Kernfusion Der Traum von der unerschöpflichen Energiequelle


Kernfusion ist der Vorgang, der seit Jahrmillionen auf der Sonne unerschöpfliche Energien erzeugt. Ein Kernfusionsreaktor auf Erden ist seit Jahren in Planung – nun ist ein Ort dafür gefunden worden.

Der Menschheitstraum von der möglichst sauberen und unerschöpflichen Energiequelle soll in Südfrankreich konkrete Gestalt annehmen: Nach langjährigem Streit um den Standort des internationalen Kernfusionsreaktors Iter (Internationale Thermonukleare Experimentalreaktor) entschieden sich die sechs Partner des Projekts am Dienstag für Cadarache und damit gegen die japanische Konkurrenz.

Japan bedauert Entscheidung

EU-Forschungskommissar Janez Potocnik sprach nach der Sitzung in Moskau von einem großen Schritt nach vorn für die internationale Zusammenarbeit in der Forschung. Die Bauarbeiten sollten jetzt so schnell wie möglich beginnen. Der französische Staatspräsident Jacques Chirac feierte "einen großen Erfolg für Frankreich, für Europa und für alle Partner im Iter-Projekt". Die japanische Regierung erklärte ihr Bedauern über die Entscheidung, sagte aber zugleich ihr weiteres Engagement zu. Für den geplanten Forschungsbetrieb der Anlage müssten jetzt auch genügend Wissenschaftler ausgebildet werden, forderte der wissenschaftliche Direktor des Max-Planck-Instituts für Plasmaphysik (IPP) in Garching und Greifswald, Alexander Bradshaw.

Der Internationale Thermonukleare Experimentalreaktor soll in zehn Jahren fertiggestellt sein. Danach bietet der Reaktor Wissenschaftlern, Ingenieuren und Technikern 20 Jahre lang die Möglichkeit, das Potenzial der Kernfusion unter realistischen Bedingungen auszuloten. Bei der kontrollierten Kernfusion werden ähnlich wie bei der Energiegewinnung der Sonne Atomkerne des Deuteriums (schwerer Wasserstoff) mit denen des radioaktiven Tritiums (überschwerer Wasserstoff) verschmolzen.

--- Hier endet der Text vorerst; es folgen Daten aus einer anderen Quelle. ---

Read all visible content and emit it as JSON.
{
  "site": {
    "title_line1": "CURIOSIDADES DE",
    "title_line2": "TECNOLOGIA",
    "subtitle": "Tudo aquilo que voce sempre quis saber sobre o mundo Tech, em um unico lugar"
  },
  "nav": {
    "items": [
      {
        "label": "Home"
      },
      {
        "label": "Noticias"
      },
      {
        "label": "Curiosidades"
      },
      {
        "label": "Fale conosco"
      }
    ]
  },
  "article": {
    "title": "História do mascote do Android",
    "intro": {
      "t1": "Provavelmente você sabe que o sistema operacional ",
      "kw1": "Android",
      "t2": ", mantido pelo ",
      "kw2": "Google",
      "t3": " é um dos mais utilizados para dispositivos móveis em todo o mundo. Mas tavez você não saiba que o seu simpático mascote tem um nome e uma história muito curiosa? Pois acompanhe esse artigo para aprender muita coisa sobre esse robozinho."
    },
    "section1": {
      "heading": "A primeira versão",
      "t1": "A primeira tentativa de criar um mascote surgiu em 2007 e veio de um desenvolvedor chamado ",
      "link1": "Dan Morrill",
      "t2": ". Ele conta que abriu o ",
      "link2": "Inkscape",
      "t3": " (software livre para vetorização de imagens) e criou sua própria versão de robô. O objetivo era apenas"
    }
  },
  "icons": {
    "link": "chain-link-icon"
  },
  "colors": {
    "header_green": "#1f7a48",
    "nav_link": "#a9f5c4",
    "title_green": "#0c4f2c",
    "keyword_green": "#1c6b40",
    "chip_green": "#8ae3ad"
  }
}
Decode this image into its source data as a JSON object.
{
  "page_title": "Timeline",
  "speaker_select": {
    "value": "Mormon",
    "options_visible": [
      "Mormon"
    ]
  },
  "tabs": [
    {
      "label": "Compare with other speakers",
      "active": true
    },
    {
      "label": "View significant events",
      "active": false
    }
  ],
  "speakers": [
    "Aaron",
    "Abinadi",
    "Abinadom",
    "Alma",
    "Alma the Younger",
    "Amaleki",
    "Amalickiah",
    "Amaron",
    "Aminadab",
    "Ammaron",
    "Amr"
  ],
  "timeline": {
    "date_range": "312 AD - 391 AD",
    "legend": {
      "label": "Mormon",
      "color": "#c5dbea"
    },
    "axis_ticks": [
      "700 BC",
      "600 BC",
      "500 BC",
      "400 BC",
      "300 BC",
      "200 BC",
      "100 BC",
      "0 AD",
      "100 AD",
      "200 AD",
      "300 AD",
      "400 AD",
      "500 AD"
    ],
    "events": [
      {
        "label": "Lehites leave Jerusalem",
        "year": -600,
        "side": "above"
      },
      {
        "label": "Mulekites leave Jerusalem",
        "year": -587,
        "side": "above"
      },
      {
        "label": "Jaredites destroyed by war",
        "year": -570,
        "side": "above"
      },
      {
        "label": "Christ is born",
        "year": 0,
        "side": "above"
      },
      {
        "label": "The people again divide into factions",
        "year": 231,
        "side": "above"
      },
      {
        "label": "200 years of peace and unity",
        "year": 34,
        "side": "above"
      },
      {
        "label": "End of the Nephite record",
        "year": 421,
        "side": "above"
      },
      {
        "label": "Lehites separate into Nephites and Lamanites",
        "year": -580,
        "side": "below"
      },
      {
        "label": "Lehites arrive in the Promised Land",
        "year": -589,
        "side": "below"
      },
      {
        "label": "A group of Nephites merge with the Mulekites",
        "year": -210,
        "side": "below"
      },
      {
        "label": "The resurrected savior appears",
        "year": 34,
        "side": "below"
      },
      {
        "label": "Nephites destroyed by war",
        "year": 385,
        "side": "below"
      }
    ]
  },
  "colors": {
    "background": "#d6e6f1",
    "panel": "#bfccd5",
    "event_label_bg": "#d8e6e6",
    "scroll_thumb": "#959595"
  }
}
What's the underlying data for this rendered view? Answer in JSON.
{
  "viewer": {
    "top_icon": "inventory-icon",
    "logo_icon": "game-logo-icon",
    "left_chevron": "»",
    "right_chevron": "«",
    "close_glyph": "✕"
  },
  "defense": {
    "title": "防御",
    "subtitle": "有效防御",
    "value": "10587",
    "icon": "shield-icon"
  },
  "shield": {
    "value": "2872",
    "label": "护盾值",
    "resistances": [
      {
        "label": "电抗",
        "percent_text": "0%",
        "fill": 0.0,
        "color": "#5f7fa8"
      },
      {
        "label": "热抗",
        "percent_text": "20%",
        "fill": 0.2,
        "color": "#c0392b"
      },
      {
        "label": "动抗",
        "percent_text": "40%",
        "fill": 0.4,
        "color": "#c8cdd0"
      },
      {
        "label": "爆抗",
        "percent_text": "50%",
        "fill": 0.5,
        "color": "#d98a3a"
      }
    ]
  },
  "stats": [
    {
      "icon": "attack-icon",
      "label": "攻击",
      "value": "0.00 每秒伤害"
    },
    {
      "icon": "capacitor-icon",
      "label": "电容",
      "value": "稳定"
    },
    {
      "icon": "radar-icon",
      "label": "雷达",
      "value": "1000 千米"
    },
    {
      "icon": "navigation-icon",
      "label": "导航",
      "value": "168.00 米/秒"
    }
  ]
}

Iter ist nur ein Zwischenschritt

Auf dem Weg zu kommerziellen Fusionskraftwerken ist Iter indes nur ein Zwischenschritt. Die Anlage soll zeigen, dass ein Fusionsplasma dauerhaft aufrechterhalten werden kann. Das Experiment im Süden Frankreichs soll die Voraussetzungen für eine Demonstrationsanlage namens Demo schaffen, die alle Funktionen eines Kraftwerks besitzt. Das Max-Planck-Institut für Plasmaphysik geht davon aus, dass sowohl Iter als auch Demo eine Planungs-, Bau- und Betriebszeit von 30 Jahren haben werden. Damit könnte ein Fusionskraftwerk vielleicht in rund 50 Jahren wirtschaftlich nutzbare Energie liefern.

Der in Frankreich geplante Reaktor wird eine der größten und kompliziertesten Wissenschaftsmaschinen der Welt, die nur in Kooperation zahlreicher internationaler Wissenschaftler entstehen kann. Die Arbeit auf diesem Gebiet gilt als Extremforschung: extrem teuer, extrem kompliziert und extrem langwierig. Eines der Kernprobleme ist es, das heiße Plasma im Inneren des Reaktors mit sehr starken Magnetfeldern zusammenzuhalten.

Zum Iter-Projekt gehören die Europäische Union, die USA, Japan, China, Russland und Südkorea. Das ehrgeizige Projekt ist mit Gesamtinvestitionen von 9,6 Milliarden Euro verbunden. Bis zu 100.000 neue Arbeitsplätze können damit entstehen. Das Iter-Projekt soll in den nächsten 35 Jahren eine saubere und unerschöpfliche Energiequelle erschließen.